それを聞いたレヴィアはふふんと鼻で笑った。
「マイナよ。それくらい妾でも分かっておるわ。今頃はベリアルと共に力をつけるべく、訓練しようなどと結託しておる頃じゃろう。」
「……まさか、それを分かってて、でしょうか?」
「そうなるとはまだ分からぬ。妾はアインという男をまだよく知らぬ。
じゃが、他人に泣きついてみっともない姿を晒したまま、奮起せぬ男なぞ、ノックスの傍には不要じゃ。」
「……レヴィアさん……お厳しいんですね……」
「もしもそのままその姿勢を変えぬというのならば、今度こそ容赦なく妾が直接叩き直してくれる。」
「…あ…あはは………」
モズは苦笑いしたものの、マイナは大丈夫かと不安そうな表情をしていた。
その後もレヴィアに国内を案内し、様々な施設に足を運ぶ。
妖艶なレヴィアの姿を見た住人がゾロゾロと集まったりもしていたのだが。
特に、レヴィアをトイレに案内し、使用方法を説明し、早速使わせてみると、中から
「あ゛ぁぁん…!!」
という嬌声をあげ、その後トイレから出てきたレヴィアの顔は紅潮していた。
「…こ、これは誰が作ったのじゃ……?……まさかこれもノックスか……?」
「こちらはノックス様の妹君であるルナ様が主導して製作されたものです。」
「…ル、ルナじゃと……?……そうか……」
「……お気に召さなかったんでしょうか……?」
「……初めての感覚であって少々驚いただけじゃ。
……それにしても、彼奴に妹がおったとはのう。」
その後もレヴィアは人間が作った料理に感動していたりと、イブリース国を満喫していた。
◇◆◇◆◇◆◇◆◇◆
「アインよ。分かっておると思うが、姉上はお主を許してはおらぬぞ。」
「……誤解だって……言ってるのに………」
「姉上は1度決めたら考えを改めぬ厄介な性格をしておるのじゃ………」
「………どうしよう…………」
「………こうなったら、アインよ。ワシらでダンジョンに潜り、レベルを上げるしか無かろう。」
「……今から強くなろうったって、そう簡単にはいかないッスよ………」
「泣き言を言うでない!こうなってしまった以上、ワシらの取れる選択肢は限られておる!
一生ノックスに泣きつくか、姉上に絞られ続けるか。それとも強くなるのか、じゃ!」
「………やるしかないって事ッスか………」
「そうと決まれば話が早いぞ!姉上不在の今のうちに、ワシらはさっさとダンジョンに潜るぞ!」
「ち、ちょっと待ってッス!色々仕事もあるんッスよ!ノエルに言っておかないと…」
「善は急げじゃ!!早うノエルに話を付けてくるのじゃ!!」
ベリアルとの相談が終わったアインはすぐさまノエルの元へと訪れ、しばらくダンジョンに籠る旨を伝えた。
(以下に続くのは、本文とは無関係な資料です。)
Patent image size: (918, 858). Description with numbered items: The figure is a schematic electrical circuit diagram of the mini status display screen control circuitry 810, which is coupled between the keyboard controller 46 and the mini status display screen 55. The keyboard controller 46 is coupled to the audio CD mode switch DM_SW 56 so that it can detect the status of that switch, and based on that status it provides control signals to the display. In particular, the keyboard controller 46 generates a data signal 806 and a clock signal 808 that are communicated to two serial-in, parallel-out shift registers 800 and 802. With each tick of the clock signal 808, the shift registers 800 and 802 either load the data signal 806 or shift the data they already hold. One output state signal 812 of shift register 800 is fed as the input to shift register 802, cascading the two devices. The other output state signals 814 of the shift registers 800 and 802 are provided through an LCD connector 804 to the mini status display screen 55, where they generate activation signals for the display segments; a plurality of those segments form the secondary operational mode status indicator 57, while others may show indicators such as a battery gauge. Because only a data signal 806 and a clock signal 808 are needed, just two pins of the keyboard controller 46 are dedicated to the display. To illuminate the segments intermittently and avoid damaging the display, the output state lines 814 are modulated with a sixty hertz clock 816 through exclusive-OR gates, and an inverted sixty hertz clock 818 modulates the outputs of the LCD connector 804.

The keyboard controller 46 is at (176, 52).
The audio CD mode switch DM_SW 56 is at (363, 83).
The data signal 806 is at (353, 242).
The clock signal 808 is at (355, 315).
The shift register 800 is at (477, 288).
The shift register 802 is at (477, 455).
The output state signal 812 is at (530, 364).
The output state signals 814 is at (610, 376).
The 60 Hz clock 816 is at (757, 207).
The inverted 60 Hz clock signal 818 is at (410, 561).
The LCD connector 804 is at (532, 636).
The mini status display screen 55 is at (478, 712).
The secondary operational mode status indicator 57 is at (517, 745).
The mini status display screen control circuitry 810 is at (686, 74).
必死にダンジョンへ行きたいというアインの訴えに少々驚いたものの、
「お前がご褒美も無いのにそこまで必死ならば、仕事の件は何とかしてやろう。ノックス様にも俺が説明しておいてやる。」
と、背中を押してくれた。
「ノエル、ありがとッス!!戻ってきたらその分ちゃんと取り返すッス!!
あ、それと、くれぐれも俺らがどこに行ったかは言わないでくださいッス!!」
そう言い残し、アインは早速ベリアルと共にダンジョンへと潜って行った。
◇◇◇◇◇◇◇◇◇◇
夕暮れ時になり、案内を済ませたレヴィアが王城へと戻ってきた。
戻ってくるなりレヴィアはルナを探し始め、王城にある研究室へと案内された。
研究室の扉を開けると、そこにはルミナとミラ、シャロン。それと、ルナの姿もそこにあった。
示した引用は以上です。